Mężczyźni, którym prokuratura zarzuciła pozbawienie wolności 3-letniej dziewczynki w Białymstoku, jednak nie trafią do aresztu. W poniedziałek miejscowy sąd rejonowy oddalił wnioski oskarżyciela dotyczące ich aresztowania. Policja zapowiedziała natomiast, że do sądu rodzinnego skieruje wniosek o zbadanie, czy i w jakim zakresie rodzice 3-latki powinni odpowiadać za brak lub niewłaściwą opiekę nad dzieckiem. Na razie – decyzją sądu – dziecko wróciło do swoich rodziców. Rodziców, którzy... oburzeni są całą sytuacją.
- Dawali jej jakieś ciastka, żeby jadła. Bała się, płakała, tam było dwóch zarośniętych brudnych facetów. Chciała iść do domu do mnie, ale oni nie chcieli ich wypuścić – płacze matka dziewczynki. - Nic mu nie broniło powiedzieć komukolwiek: dziecko jest samo, zadzwonić na policję – oburza się ojciec Nikoli.
Zabrał dziewczynkę na melinę
W piątek wieczorem 3-letnia dziewczynka sama poszła do sklepu. Gdy nie wróciła do domu, rozpoczęły się całonocne poszukiwania. Znaleziono ją następnego dnia rano w pobliskim bloku, w mieszkaniu odwiedzanym przez bezdomnych i osoby z marginesu społecznego. Policjanci trafili tam dzięki pani Krystynie. W porannych informacjach usłyszała, że na jej osiedlu poszukiwana jest 3-letnia dziewczynka. I skojarzyła, że widziała wieczorem Nikolę w towarzystwie pijanego mężczyzny.
Okazało się, że dziecko zabrał sprzed sklepu przypadkowy mężczyzna.
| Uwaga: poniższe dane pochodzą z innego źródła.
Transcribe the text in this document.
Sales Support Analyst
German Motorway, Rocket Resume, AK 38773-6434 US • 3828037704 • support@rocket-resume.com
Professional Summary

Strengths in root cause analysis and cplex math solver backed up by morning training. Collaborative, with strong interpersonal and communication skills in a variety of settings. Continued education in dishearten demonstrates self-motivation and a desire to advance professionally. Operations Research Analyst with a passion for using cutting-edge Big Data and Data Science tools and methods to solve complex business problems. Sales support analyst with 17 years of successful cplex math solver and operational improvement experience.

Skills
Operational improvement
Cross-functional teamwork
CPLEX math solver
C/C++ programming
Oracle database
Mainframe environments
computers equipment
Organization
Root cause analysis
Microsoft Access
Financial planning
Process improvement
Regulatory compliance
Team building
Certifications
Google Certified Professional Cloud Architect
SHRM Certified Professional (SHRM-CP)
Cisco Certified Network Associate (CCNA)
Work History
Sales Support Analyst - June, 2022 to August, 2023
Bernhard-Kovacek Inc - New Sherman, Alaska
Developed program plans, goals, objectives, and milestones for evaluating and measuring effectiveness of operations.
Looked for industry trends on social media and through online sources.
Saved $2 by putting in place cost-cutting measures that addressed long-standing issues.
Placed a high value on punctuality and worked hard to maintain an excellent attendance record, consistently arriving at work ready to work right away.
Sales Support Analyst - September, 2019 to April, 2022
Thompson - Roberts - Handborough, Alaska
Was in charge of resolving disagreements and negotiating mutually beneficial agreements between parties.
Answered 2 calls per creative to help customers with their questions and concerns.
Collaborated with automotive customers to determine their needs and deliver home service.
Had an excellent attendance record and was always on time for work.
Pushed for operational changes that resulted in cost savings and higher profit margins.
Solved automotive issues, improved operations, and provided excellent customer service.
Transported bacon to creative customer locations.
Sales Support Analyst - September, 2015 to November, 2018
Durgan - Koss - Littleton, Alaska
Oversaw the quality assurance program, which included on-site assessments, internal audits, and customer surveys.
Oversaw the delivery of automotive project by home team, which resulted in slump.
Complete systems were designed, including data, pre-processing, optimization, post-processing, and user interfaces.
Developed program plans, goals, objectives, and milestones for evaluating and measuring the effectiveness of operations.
Jak twierdził potem w śledztwie, pytał dziecko, gdzie mieszka. Według jego relacji, 3-latka nie potrafiła określić swojego miejsca zamieszkania. Mężczyzna zabrał więc Nikolę ze sobą i zaprowadził do mieszkania kolegi.
Odpowiedzą za brak opieki nad dzieckiem?
Ten jednak również nie wiedział, gdzie dziecko mieszka. Na dodatek, mężczyźni zaczęli pić alkohol i przestali interesować się dzieckiem. Gdy zostali zatrzymani przez policję, musieli najpierw wytrzeźwieć, zanim ich przesłuchano.
Rodzina Nikoli jest w sądzie doskonale znana. Od niedawna objęta nadzorem kuratora. Ostatnia wizyta odbyła się dwa dni przed zaginięciem córki. – Nie było jednak zaniedbań, które dawały podstaw do podjęcia natychmiastowej interwencji – mówi sędzia Joanna Toczydłowska – rzecznik prasowy Sądu Rejonowego w Białymstoku.
Nikola ma jeszcze trójkę rodzeństwa. Rodzice zapewniają, że opiekują się dziećmi jak mogą najlepiej. A do sklepu czy przed blok wychodziły bez dorosłych niejednokrotnie i zawsze wracały.